Meski indeks keseluruhan melemah, sejumlah saham perbankan besar justru menunjukkan performa positif. Dilansir dari Keuangan, saham PT Bank Mandiri Tbk (BMRI) mencatatkan penguatan terbesar dengan kenaikan 2,91% secara harian menuju posisi Rp 4.250.
Pada perdagangan pagi, saham BMRI sebenarnya dibuka melemah 0,72% di harga Rp 4.120 dibanding pembukaan hari sebelumnya. Sepanjang sesi, saham ini sempat melesat hingga menyentuh Rp 4.270 yang menjadi posisi tertinggi sejak awal pekan.
Tren positif juga diikuti oleh saham PT Bank Rakyat Indonesia Tbk (BBRI) yang terangkat 1,32% secara harian ke level Rp 3.080. Catatan ini diraih setelah saham BBRI sempat dibuka melemah 1,6% di harga Rp 3.040.
Sementara itu, saham PT Bank Negara Indonesia Tbk (BBNI) menguat 1,31% ke level Rp 3.860. Saham BBNI dibuka melemah 1,55% di harga Rp 3.790 pada awal perdagangan, dan sempat menyentuh area tertinggi mingguan di Rp 3.870.

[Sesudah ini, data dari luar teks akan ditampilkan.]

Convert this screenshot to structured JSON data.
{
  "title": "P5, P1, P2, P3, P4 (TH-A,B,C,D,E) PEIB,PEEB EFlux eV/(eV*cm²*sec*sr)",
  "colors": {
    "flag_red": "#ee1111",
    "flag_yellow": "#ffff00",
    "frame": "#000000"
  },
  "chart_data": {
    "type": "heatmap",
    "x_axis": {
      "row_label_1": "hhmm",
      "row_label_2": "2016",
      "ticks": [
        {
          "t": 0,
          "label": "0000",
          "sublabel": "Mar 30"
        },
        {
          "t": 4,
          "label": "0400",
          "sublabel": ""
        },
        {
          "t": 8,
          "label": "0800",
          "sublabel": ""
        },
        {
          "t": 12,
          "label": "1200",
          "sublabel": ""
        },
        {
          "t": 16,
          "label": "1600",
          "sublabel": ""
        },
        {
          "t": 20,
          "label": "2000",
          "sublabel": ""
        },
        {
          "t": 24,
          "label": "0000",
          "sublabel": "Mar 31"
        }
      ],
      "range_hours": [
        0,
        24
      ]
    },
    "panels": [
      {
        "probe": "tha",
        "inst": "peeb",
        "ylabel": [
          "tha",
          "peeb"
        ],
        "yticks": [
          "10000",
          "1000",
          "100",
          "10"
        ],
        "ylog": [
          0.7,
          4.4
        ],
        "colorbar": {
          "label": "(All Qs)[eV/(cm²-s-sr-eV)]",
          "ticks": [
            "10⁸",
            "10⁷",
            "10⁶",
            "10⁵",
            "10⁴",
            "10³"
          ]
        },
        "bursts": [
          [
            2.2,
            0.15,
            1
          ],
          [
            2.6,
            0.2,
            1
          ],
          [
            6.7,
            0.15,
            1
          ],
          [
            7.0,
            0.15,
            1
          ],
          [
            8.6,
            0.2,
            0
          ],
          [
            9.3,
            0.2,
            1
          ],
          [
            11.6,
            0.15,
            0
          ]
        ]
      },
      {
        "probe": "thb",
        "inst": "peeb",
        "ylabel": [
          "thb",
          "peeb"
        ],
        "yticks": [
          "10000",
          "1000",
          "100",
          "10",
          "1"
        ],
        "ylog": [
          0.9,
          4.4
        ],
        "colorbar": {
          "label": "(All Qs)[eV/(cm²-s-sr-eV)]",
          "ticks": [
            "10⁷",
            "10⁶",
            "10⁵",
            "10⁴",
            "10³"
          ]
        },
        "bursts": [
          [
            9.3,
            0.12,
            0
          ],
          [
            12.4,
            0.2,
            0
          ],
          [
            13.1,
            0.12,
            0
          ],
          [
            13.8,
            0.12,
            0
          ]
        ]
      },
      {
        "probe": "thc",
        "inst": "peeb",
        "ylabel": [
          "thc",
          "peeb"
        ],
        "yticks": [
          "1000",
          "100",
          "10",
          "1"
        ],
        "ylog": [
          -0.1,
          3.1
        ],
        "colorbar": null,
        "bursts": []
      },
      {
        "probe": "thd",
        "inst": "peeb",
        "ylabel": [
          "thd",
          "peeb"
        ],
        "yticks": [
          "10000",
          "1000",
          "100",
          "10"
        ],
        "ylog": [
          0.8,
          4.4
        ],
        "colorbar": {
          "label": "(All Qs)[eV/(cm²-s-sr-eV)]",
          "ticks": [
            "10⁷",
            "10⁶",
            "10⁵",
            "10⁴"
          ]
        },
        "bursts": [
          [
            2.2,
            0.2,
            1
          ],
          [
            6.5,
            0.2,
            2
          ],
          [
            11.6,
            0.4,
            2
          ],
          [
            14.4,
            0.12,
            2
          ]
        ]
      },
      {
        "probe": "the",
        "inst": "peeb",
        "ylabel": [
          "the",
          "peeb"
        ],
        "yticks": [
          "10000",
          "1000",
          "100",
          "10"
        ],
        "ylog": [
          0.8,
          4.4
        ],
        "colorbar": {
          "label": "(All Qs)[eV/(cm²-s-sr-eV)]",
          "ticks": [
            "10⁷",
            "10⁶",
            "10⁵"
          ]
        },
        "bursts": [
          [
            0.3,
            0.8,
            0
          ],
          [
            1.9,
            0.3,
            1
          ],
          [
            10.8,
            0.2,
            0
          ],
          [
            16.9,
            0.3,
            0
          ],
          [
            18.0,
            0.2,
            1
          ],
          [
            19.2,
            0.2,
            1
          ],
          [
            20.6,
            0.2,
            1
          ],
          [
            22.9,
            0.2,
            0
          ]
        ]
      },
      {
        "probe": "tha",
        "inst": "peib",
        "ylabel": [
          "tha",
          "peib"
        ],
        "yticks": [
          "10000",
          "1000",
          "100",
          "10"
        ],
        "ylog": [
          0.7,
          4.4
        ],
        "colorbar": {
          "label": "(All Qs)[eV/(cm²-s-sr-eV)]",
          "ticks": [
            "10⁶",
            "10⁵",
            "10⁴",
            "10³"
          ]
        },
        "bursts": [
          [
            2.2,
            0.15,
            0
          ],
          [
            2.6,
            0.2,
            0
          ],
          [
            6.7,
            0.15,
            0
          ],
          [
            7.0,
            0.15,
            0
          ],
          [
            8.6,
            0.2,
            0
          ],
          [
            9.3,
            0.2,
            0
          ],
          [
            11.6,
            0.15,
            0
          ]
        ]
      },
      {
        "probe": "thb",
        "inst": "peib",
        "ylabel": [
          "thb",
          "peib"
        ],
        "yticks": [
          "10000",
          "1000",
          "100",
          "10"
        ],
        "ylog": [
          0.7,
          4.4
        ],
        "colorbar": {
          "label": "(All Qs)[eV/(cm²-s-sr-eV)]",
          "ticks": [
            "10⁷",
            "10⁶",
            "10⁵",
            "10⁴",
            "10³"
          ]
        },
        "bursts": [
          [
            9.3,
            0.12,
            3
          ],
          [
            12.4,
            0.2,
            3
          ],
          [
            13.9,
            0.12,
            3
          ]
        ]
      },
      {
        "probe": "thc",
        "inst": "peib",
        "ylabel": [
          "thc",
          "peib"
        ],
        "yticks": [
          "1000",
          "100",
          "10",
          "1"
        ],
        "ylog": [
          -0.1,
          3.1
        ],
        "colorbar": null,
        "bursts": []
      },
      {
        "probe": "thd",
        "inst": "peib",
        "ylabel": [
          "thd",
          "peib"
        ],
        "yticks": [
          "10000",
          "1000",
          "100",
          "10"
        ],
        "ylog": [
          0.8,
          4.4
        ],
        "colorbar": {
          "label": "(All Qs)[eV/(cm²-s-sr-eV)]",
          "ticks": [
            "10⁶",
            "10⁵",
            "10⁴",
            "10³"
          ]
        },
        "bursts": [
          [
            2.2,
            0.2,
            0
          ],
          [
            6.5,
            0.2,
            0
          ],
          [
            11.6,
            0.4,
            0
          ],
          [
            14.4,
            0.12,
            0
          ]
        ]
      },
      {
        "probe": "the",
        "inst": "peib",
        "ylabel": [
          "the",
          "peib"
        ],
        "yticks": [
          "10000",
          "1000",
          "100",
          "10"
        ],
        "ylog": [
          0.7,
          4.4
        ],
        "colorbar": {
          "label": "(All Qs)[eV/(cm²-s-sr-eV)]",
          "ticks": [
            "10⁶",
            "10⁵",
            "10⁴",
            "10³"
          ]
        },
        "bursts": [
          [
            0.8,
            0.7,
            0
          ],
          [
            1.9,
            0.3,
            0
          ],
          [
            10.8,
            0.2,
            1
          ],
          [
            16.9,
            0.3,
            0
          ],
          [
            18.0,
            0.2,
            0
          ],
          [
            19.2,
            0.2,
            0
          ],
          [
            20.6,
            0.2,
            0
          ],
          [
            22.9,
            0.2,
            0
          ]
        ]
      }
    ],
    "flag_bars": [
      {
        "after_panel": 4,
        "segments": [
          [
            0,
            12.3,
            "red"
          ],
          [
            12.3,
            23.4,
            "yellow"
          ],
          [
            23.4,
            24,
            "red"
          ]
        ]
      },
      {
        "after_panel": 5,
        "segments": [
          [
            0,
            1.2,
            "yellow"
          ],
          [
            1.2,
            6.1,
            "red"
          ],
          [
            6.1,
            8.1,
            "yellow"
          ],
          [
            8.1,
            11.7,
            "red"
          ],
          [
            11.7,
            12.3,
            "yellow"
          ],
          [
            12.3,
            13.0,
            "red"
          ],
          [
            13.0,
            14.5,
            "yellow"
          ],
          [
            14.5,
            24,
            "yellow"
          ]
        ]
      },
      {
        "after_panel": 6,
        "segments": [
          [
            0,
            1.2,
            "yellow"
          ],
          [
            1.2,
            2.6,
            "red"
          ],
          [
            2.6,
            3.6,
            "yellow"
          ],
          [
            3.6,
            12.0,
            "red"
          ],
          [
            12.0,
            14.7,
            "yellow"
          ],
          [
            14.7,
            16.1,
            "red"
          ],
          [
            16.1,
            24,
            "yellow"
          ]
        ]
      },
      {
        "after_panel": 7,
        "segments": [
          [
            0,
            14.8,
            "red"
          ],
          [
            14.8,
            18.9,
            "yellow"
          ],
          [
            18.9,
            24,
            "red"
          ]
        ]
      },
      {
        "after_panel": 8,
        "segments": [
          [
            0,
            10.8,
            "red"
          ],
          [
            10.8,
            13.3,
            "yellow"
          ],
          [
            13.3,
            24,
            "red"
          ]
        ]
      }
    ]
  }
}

Saham perbankan berkapitalisasi besar lainnya, PT Bank Central Asia Tbk (BBCA), turut menguat tipis 0,42% menjadi Rp 5.975. Pada pembukaan pagi hari, BBCA sempat terkoreksi hingga 2,88% di posisi Rp 5.900.
Pergerakan zona hijau juga dialami oleh emiten perbankan milik negara lainnya. Harga saham PT Bank Syariah Indonesia Tbk (BRIS) menanjak 1,41% secara harian menjadi Rp 1.795, dan saham PT Bank Tabungan Negara Tbk (BBTN) naik 1,17% secara harian ke harga Rp 1.300.
Dari sektor swasta, saham PT Bank Danamon Indonesia Tbk (BDMN) membukukan lompatan harga yang cukup signifikan. Saham BDMN berhasil menguat sebesar 8,39% secara harian untuk berakhir di level Rp 4.780.
Kondisi berbeda melanda saham PT Bank CIMB Niaga Tbk (BNGA) yang harus terkoreksi 0,30% secara harian ke harga Rp 1.650. Penurunan yang lebih dalam dialami oleh saham PT Bank Permata Tbk (BNLI) yang merosot sebesar 2,56% ke posisi Rp 3.050.